Sonuç: Garip bir ailenin garip oğlu harita üzerinde, zevkine göre seçtiği bir ülkede, başka bir 17'lik kızı gözüne kestirerek, tirbüşonla deldikten sonra içine pipet soksun mu sokmasın mı diye düşünüyor. Normal bir ailenin normal kızı, parçaları asla bir araya gelemeyecek bedeninden ruhu ayrılırken bile acı çekiyor.

Bir dönem kitap arasında gül kurutacak kadar naif olan bir neslin, çocuk yetiştirirken de aynı özeni göstermesini beklemek lükse girer mi acaba? Ya da kendine yapılmasını istemediğin birşey başkasına yapıldığında da aynı tepkiyi vermen gerektiğini, karar merciindeki adamlara anlatmak için nasıl bir hukuk sistemine geçmek gerekir? Peki paranın çift taraflı suratı arasında kaybolmuş adalet anlayışından kan örneği alınabilinir mi? Bu zihniyetten antikor örnekleri alınıp, iyileştirici bir serum yapılabilir mi daha sonra? Belki bu sayede özlediğimiz adalet sistemine kavuşmuş oluruz. Takarız serumu yeni bir virüs çıkana kadar güvenle takılırız.

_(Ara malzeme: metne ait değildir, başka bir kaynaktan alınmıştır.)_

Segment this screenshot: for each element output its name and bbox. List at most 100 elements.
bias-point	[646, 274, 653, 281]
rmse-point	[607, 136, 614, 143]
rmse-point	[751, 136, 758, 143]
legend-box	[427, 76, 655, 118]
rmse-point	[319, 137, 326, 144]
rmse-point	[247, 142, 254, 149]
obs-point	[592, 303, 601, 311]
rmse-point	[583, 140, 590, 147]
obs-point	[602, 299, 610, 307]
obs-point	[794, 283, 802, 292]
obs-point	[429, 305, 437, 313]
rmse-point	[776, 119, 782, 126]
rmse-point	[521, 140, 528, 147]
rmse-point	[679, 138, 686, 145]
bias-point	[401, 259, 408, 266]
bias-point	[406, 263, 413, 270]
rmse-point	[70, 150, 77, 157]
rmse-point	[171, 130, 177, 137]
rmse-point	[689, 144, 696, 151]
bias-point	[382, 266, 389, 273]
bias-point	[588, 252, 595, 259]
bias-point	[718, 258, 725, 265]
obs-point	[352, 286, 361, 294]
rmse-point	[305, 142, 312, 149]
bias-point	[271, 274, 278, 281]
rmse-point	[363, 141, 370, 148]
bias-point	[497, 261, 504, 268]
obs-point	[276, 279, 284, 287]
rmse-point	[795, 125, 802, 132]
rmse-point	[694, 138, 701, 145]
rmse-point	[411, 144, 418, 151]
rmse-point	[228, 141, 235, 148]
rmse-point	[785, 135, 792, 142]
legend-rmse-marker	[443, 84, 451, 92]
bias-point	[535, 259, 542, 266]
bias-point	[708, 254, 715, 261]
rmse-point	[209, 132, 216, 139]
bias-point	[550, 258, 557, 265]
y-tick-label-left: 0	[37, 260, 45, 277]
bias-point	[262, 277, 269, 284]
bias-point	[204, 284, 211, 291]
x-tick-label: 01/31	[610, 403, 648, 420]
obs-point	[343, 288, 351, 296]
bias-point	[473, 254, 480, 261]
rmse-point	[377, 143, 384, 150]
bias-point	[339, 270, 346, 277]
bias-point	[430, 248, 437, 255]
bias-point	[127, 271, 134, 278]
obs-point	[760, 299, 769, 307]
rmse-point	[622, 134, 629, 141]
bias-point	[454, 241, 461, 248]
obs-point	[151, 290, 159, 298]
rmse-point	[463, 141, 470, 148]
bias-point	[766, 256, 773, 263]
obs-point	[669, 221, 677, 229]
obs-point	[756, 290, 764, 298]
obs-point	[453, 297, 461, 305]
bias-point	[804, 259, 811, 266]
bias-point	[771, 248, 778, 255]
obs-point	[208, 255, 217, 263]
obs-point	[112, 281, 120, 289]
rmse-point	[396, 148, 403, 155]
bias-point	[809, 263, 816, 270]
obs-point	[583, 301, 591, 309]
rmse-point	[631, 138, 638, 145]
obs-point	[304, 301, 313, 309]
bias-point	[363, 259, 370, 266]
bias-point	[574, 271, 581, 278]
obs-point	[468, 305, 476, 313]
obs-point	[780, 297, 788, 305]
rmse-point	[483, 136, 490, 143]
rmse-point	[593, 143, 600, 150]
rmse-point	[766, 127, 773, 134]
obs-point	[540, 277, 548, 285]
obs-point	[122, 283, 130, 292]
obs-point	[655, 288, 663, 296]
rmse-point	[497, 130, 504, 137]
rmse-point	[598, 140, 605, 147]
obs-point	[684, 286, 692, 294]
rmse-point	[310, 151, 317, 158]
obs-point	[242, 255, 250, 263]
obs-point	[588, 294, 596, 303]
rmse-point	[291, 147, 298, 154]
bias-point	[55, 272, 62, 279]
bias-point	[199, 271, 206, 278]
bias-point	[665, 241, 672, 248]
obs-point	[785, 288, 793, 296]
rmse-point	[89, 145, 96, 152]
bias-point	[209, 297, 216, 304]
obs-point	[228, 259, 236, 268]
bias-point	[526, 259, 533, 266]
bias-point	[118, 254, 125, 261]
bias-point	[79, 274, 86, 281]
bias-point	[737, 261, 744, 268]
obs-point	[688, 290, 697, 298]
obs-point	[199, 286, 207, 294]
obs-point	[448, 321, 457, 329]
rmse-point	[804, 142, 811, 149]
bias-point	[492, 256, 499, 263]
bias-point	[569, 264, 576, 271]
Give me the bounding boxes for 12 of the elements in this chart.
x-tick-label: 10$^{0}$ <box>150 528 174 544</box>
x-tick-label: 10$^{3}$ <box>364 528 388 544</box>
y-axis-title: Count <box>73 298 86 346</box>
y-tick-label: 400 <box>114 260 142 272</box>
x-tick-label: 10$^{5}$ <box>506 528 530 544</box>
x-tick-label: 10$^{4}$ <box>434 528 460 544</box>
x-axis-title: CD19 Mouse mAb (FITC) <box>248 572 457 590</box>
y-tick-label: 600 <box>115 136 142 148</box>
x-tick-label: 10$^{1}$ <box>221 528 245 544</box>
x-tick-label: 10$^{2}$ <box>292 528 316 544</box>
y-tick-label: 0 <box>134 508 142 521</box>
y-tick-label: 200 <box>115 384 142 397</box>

Münevver'in ailesine başsağlığı ve sabır diliyorum...
Cem'in ailesinin en kısa zamanda bütün mal varlığını kaybetmesini ve manevi varlıklarıyla yüzleşmelerini diliyorum...
Bu olayda karar vermesi gereken adaletten sorumlu insanların, ne yapmaları gerektiğini benden duymaya gerek duymayan insanlar olmasını diliyorum...
Tek vücut olmanın ne demek olduğunu bilmeyenlere, Münevver bir şeyler anlatmış olsun diye diliyorum...

1 yorum:

Adsız dedi ki...

ortada ülkemizde çok nadir görülen bir seri katil durumu olduğunu düşünüyorum.. ilgiyle takip ediyorum vakayı. ancak söz ettiğin gibi bir zengin fakir kapılmışlık durumundan çok daha kişisel bir dramatiklik var sanıyorum. dilerim bir an önce zanlı bulunur. yoksa kısa süre içinde yeni cinayetlerini duymamız çok kuvvetli bir olasılık. münevver için yürekten rahat uyumasını diliyorum.